The inability of most government programs to serve all those in need is one reason we have been pushing to expand the use of fully refundable tax credits here in Michigan. As noted earlier, aside from fully funded federal programs, refundable tax credits are the only way we can deliver assistance to households in need, at scale. To qualify for most public assistance programs, applicants need to make appointments with caseworkers, fill out long applications, verify their income in a dozen different ways, report any changes in income, and not forget to renew their benefits every year. Because most public assistance programs are not funded at levels high enough to serve all those in need, even if one gets through the application process and qualifies for a program, there is no guarantee they will receive assistance. And then even if one does receive assistance, some programs – like the housing choice voucher program and child development and care program – come with additional implementation barriers that make it difficult for the person in need to access that assistance.
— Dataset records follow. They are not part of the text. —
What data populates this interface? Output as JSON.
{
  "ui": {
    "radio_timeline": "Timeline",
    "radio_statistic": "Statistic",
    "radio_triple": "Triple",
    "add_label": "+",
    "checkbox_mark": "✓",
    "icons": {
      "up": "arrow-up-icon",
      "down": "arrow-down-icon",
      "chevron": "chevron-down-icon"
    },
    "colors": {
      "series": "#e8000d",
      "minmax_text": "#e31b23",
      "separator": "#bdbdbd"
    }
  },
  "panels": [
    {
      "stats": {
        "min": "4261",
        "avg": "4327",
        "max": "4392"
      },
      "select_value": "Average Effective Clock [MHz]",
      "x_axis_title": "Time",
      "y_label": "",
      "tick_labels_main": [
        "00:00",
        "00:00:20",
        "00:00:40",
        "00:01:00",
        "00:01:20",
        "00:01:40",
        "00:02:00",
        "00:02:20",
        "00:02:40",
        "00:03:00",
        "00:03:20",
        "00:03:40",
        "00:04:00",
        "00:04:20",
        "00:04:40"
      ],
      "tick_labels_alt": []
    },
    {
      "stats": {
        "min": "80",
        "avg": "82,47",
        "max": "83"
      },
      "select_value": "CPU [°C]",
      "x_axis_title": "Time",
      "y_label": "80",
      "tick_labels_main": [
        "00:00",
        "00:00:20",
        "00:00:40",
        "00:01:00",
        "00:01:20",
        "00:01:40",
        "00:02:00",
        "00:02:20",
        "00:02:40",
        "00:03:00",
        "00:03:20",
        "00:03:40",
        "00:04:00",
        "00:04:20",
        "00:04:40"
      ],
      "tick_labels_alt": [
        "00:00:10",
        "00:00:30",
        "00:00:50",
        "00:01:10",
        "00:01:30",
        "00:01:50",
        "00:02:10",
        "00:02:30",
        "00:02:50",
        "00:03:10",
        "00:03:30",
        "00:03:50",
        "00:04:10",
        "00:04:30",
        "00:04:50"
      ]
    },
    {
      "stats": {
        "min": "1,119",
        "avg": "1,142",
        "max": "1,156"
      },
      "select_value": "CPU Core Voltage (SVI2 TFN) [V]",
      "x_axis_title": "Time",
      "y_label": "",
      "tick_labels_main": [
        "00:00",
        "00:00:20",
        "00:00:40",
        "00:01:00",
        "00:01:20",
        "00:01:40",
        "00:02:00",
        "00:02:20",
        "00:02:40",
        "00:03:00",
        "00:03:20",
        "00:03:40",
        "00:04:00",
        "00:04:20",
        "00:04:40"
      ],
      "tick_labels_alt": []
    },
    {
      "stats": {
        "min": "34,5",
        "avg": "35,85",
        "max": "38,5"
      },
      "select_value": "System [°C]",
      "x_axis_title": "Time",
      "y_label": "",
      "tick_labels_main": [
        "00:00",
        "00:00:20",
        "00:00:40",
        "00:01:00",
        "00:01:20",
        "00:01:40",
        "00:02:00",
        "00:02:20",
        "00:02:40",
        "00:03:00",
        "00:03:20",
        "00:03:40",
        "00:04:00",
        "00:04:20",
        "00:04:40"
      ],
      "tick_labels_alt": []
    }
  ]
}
Distributing aid as cash, through the tax code, can avoid many of these barriers that prevent programs from getting to scale. There are no implementation barriers, because households are simply mailed a check. Because it’s structured as a tax cut or refund, all those who qualify will receive assistance. And while filing one’s taxes is not painless, its preferable to applying for social assistance programs. Research has shown that the act of filing taxes instills pride and a feeling of civic participation, whereas applying for public assistance can engender feelings of shame and embarrassment. Research has also found that roughly 80%of households eligible for the EITC actually file their taxes and receive the EITC. While this leaves a lot of room for improvement (20% of households missing out on benefits they qualify for is still a policy failing), this rate of participation in the EITC is far higher than that of most other public assistance programs, for the reasons noted above (the one exception, again, is SNAP, where the share of eligible households participating is quite high). And by supporting the work of non-profit tax preparation sites, like the Accounting Aid Society, we can push this figure higher.

The point is, if we hope to reach a large share of non-affluent households with additional assistance, the best way to do it is through further expansions of refundable tax credits. Programs are hard to apply for, narrowly defined, and rarely fully funded. Refundable tax credits are easier to apply for, cash-based (can be used for a broad array of needs), and can get to scale. And when 41% of Michigan households don’t earn enough to pay for the necessities, getting to scale is essential.